“The only true governing principles are speed, reliability, and ease of use. “
American Fuzzy Lop is a relatively new fuzzer, written and designed primarily by the famous lcamtuf, that has been making the rounds in the infosec world due to its overwhelming success. A large portion of this success is due to it’s compile time instrumentation and a basic genetic algorithm which allows it to exercise a surprising amount in the targeted program. Most of the information here is summarised or stolen from lcamtuf’s own whitepaper. My own interest in AFL, aside from the bug finding, was how this instrumentation worked to increase code coverage.
The ‘Genetic’ algorithm is relatively simple and won’t be discussed much further than this simple outline:
- Load user-supplied initial test cases into the queue,
- Take input file from the queue,
- Repeatedly mutate the file using a balanced variety of traditional fuzzing strategies
- If any of the generated mutations resulted in a new tuple being recorded by the instrumentation, add mutated output as a new entry in the queue.
- Go to 2.
As mentioned earlier, one of AFL’s main features is that it injects lightweight instrumentation during the compilation process of a program to give feedback to the fuzzer. This lets it know when a change is made in the input has affected the programs execution flow in such a way that it has triggered a new transition in state. Previously, most other coverage recording tools used in fuzzing just focused on recording when a basic block has been hit, but AFL records the transition between states e.g. A -> B instead of just A and B.
From his docs:
This form of coverage provides considerably more insight into the execution path of the program than simple block coverage. In particular, it trivially distinguishes between the following execution traces:
A -> B -> C -> D -> E (tuples: AB, BC, CD, DE)

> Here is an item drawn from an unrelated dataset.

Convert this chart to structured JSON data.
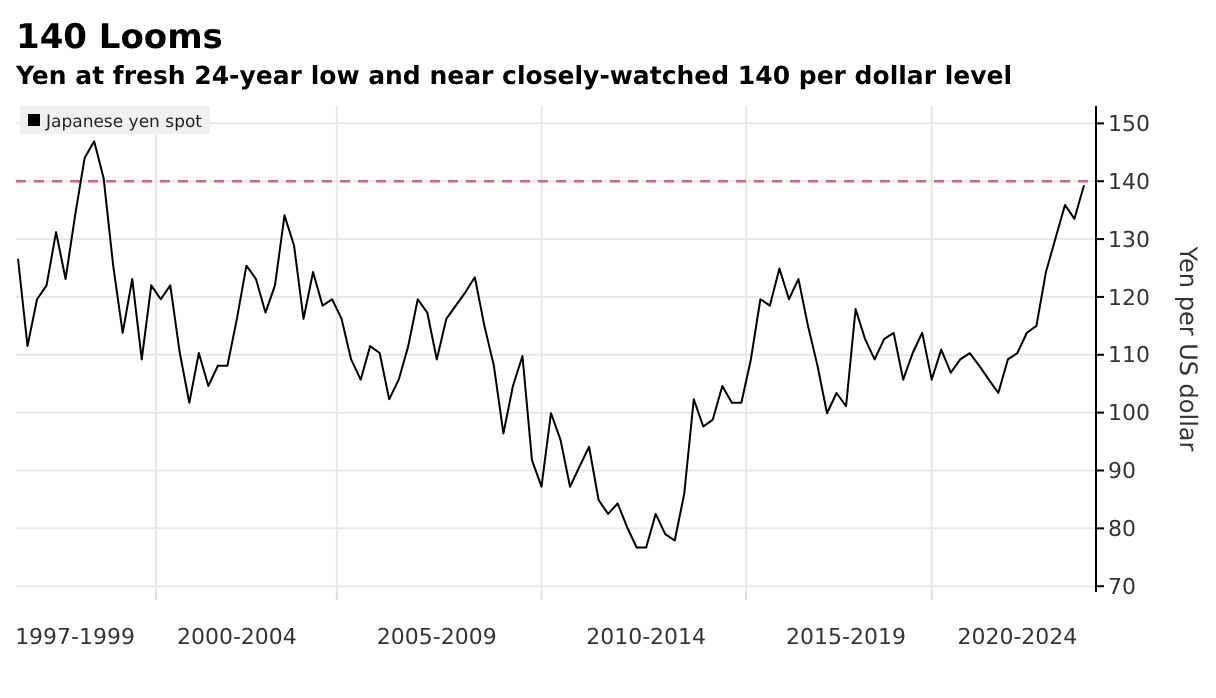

A -> B -> D -> C -> E (tuples: AB, BD, DC, CE)
When an input generates an execution flow with a new tuple, it is saved and added to the queue of input files for future mutation.
He further adds pseudo code for this feature:
The fuzzer maintains a global map of tuples seen in previous executions; this data can be rapidly compared with individual traces and updated in just a couple of dword- or qword-wide instructions and a simple loop.
One of the most amazing things about AFL is how fast this shared memory bitmap can be processed and compared to previous runs. Years ago when I was fuzzing flash I wrote a naive algorithm to compare execution traces I’d generated using DynaRIO + an internet gathered corpus and it was several orders of magnitude less impressive than this one.
To demonstrate what this instrumentation actually looks like as concrete code below is part of a binary compiled without, and then with the instrumentation from AFL.
A call to __afl_maybe_log is added to the beginning of every instrumented basic block, with a number of instructions that save register values so they won’t be clobbered by the injected code. Notice that ecx is loaded up with a random number before each __afl_maybe_log called. This is the ‘cur_location’ variable.
Inside __afl_maybe_log is mostly code that sets up the accessing a shared memory region which stores the map of tuple hits.
Every byte set in the output map can be thought of as a hit for a particular (branch_src, branch_dst) tuple in the instrumented code.
The workhorse of this function is the block that actually does the recording and looks very similar to the pseudo code above :>
The shift right of ecx is very important as it maintains the directionality of the tuples. Without the shift, A -> B would be the same as B -> A or even A -> A.
The other coverage metric that is used by AFL is hit count of each recorded tuple. The tuples are sorted in various buckets based on the number of times they’re executed, sized 1, 2, 3, 4-7, 8-15, 16-31, 32-127, and 128+ hits. If a particular execution trace causes a tuple to shift buckets, either up or down, then it is considered interesting enough to feed back into the AFL ‘genetic’ engine. This hit counting makes up the majority of ‘new’ traces vs purely new tuples which usually make up 10-30%.
Interestingly, AFL aggressively culls execution paths that slow the overall speed down by a large (beyond the 5x initial testing speed) amount as lcamtuf doesn’t consider the trade off of this new path worth it. Herr Nagy echoed a similar sentiment during his Kiwicon presentation when he praised the god of speed:
There are a number of reasons why this is interesting to my research on computer assisted vulnerability finding but primarily we could leverage intelligent fuzzing to help us test hypotheses as to whether a particular state could be reached. This state doesn’t have to immediately be a security vulnerability, e.g. a strcpy(), but perhaps something more subtle that would have be first noticed by a human auditor. A large portion of this could potentially be automated by drawing on the corpus of interesting files/inputs AFL generates and saves while running, by giving it a close starting point to our target state.